Stop Words are a really interesting problem in computing, which is basically “How do you remove the common words people don’t really consider interesting without removing significant ones?” For purposes of this project, I kept it simple in this regard. I started with an initial list of the 100 most common words in English and ran the program to generate graphs. From here, it was a matter of running the program ~10 more times and eliminating words it was pretty obvious no one cared about - things like “whats”, “id”, and “whose” (remember I discarded all punctuation and made everything lowercase!). It’s an admittedly non-technical approach, but ultimately I was happy with the results and in reading about algorithms on the stop words problem I couldn’t find one that wouldn’t also remove the word “michael” when removing “what”, for example.

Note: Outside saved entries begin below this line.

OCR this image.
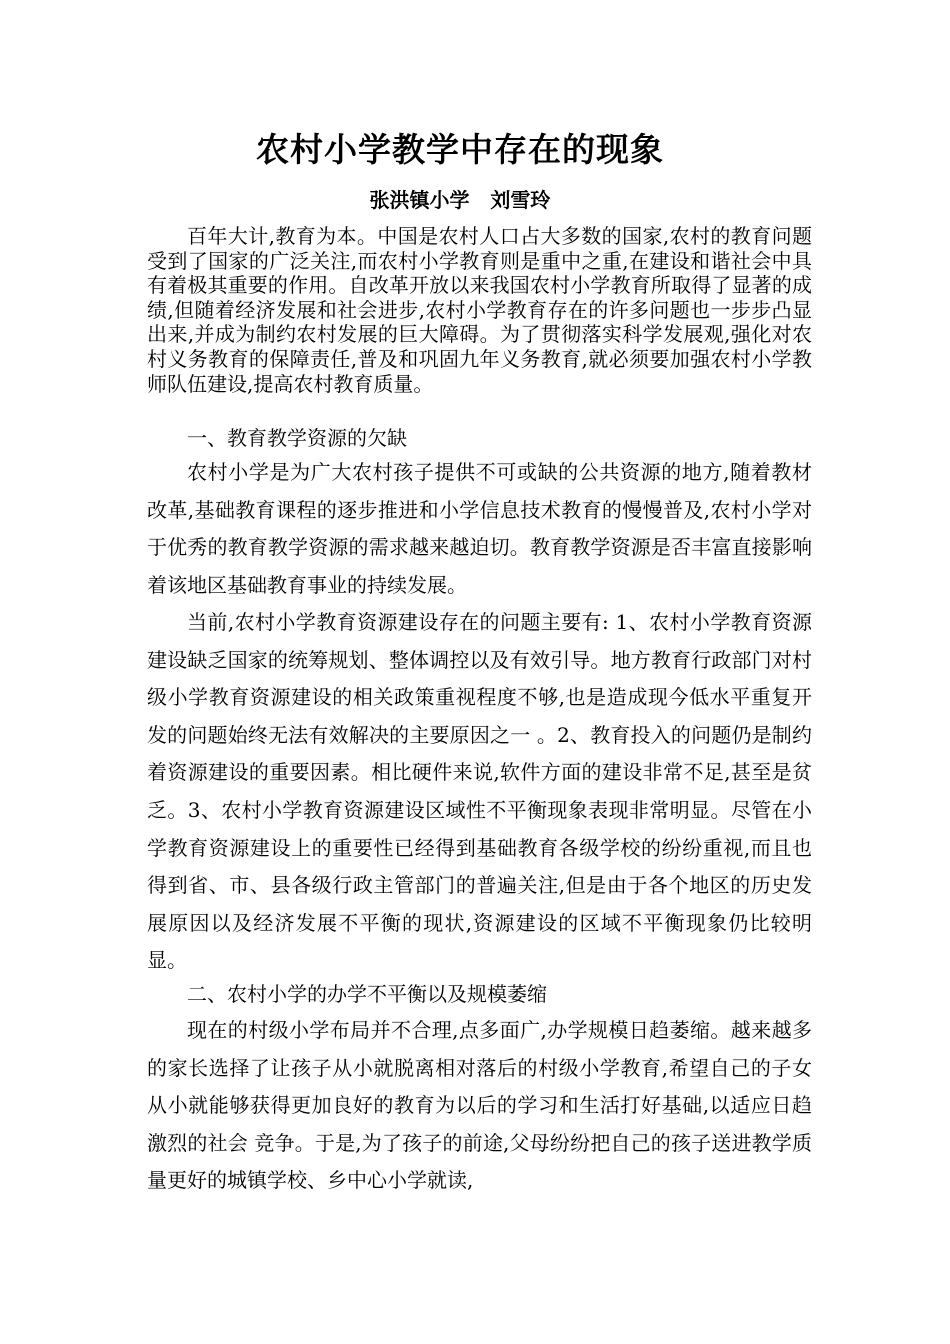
农村小学教学中存在的现象
张洪镇小学   刘雪玲

百年大计,教育为本。中国是农村人口占大多数的国家,农村的教育问题受到了国家的广泛关注,而农村小学教育则是重中之重,在建设和谐社会中具有着极其重要的作用。自改革开放以来我国农村小学教育所取得了显著的成绩,但随着经济发展和社会进步,农村小学教育存在的许多问题也一步步凸显出来,并成为制约农村发展的巨大障碍。为了贯彻落实科学发展观,强化对农村义务教育的保障责任,普及和巩固九年义务教育,就必须要加强农村小学教师队伍建设,提高农村教育质量。

一、教育教学资源的欠缺

农村小学是为广大农村孩子提供不可或缺的公共资源的地方,随着教材改革,基础教育课程的逐步推进和小学信息技术教育的慢慢普及,农村小学对于优秀的教育教学资源的需求越来越迫切。教育教学资源是否丰富直接影响着该地区基础教育事业的持续发展。

当前,农村小学教育资源建设存在的问题主要有: 1、农村小学教育资源建设缺乏国家的统筹规划、整体调控以及有效引导。地方教育行政部门对村级小学教育资源建设的相关政策重视程度不够,也是造成现今低水平重复开发的问题始终无法有效解决的主要原因之一 。2、教育投入的问题仍是制约着资源建设的重要因素。相比硬件来说,软件方面的建设非常不足,甚至是贫乏。3、农村小学教育资源建设区域性不平衡现象表现非常明显。尽管在小学教育资源建设上的重要性已经得到基础教育各级学校的纷纷重视,而且也得到省、市、县各级行政主管部门的普遍关注,但是由于各个地区的历史发展原因以及经济发展不平衡的现状,资源建设的区域不平衡现象仍比较明显。

二、农村小学的办学不平衡以及规模萎缩

现在的村级小学布局并不合理,点多面广,办学规模日趋萎缩。越来越多的家长选择了让孩子从小就脱离相对落后的村级小学教育,希望自己的子女从小就能够获得更加良好的教育为以后的学习和生活打好基础,以适应日趋激烈的社会 竞争。于是,为了孩子的前途,父母纷纷把自己的孩子送进教学质量更好的城镇学校、乡中心小学就读,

Here is a full list of the stop words I used(for simplicity purposes I used a dictionary and mapped all of their values to 0, but that number is not significant):

a, about, all, also, and, as, at, be, because, but, by, can, come, could, day, do, even, find, first, for, from, get, give, go, have, he, her, here, him, his, how, I, if, in, into, it, its, just, know, like, look, make, man, many, me, more, my, new, no, not, now, of, on, one, only, or, other, our, out, people, say, see, she, so, some, take, tell, than, that, the, their, them, then, there, these, they, thing, think, this, those, time, to, two, up, use, very, want, way, we, well, what, when, which, who, will, with, would, year, you, your, , i, is, are, dont, im, oh, okay, was, right, going, uh, um, something, things, down, over, where, off, lets, theres, much, doing, guy, gonna, does, put, why, whats, doesnt, lot, cant, theyre, any, id, wont, own, said, whos, wasnt, thats, yeah, am, hey, yes, youre, ok, were, did, an, has, had, really, hes, got, back, didnt, been, ive, shes, ill, us, should, too, let

Graphing

The final step in this was actually creating a grpah out of the words gotten from processing the dialogue. I went with the tried-and-true MatPlotLib for this task, as I am realtively new to the world of data creation in Python and wanted to keep it simple. Again, we can look at the relevant section of code from the above GitHub link(with the section on color left out for brevity):

def show_graph(character, name):
  # set up graph
  y_pos = np.arange(len(character))
  # get words and frequency from tuple
  c1 = [f[0] for f in character]
  c2 = [f[1] for f in character]
  # ax needed for putting number on bar graphs
  fig, ax = plt.subplots()
  # create actual bar graph
  plt.barh(y_pos, c2, align='center', alpha=0.5)
  width = 0.4
  # label bars with their number
  for i, v in enumerate(c2):
    ax.text(v, i-.3, str(v), color='black', fontweight='bold')
  # generate y tick intervals
  ax.set_yticks(y_pos+width/2)
  # label words
  ax.set_yticklabels(c1, minor=False)
  # x label (y label not given to avoid clutter)
  plt.xlabel('Number of Times')
  # generate title from parameter (other ways to do, this is easiest)
  plt.title('{}\'s most used words'.format(name))
  # set size for plot
  plt.rcParams["figure.figsize"] = fig_size
  # save the fig (comment for debugging)
  plt.savefig('{}.png'.format(name))
  # show the fig (comment for publishing)
  #plt.show()

Which takes in character, a list of size-2 tuples(with each tuple being a word and its frequency), and name, a string of the character’s name, and then saves/shows a plot of that data. With this background, the code becomes pretty clear. I gave a fair amount of consideration to things like whether the bars in the bar graph should have their number corresponding to them and/or a grid behind them, and ultimately am pretty happy with the decision here. Someone much better at design could likely make these graphs much better looking, but I will leave that to the reader.

Thanks again to OfficeQuotes.net for making the data accessible, and thank you for reading!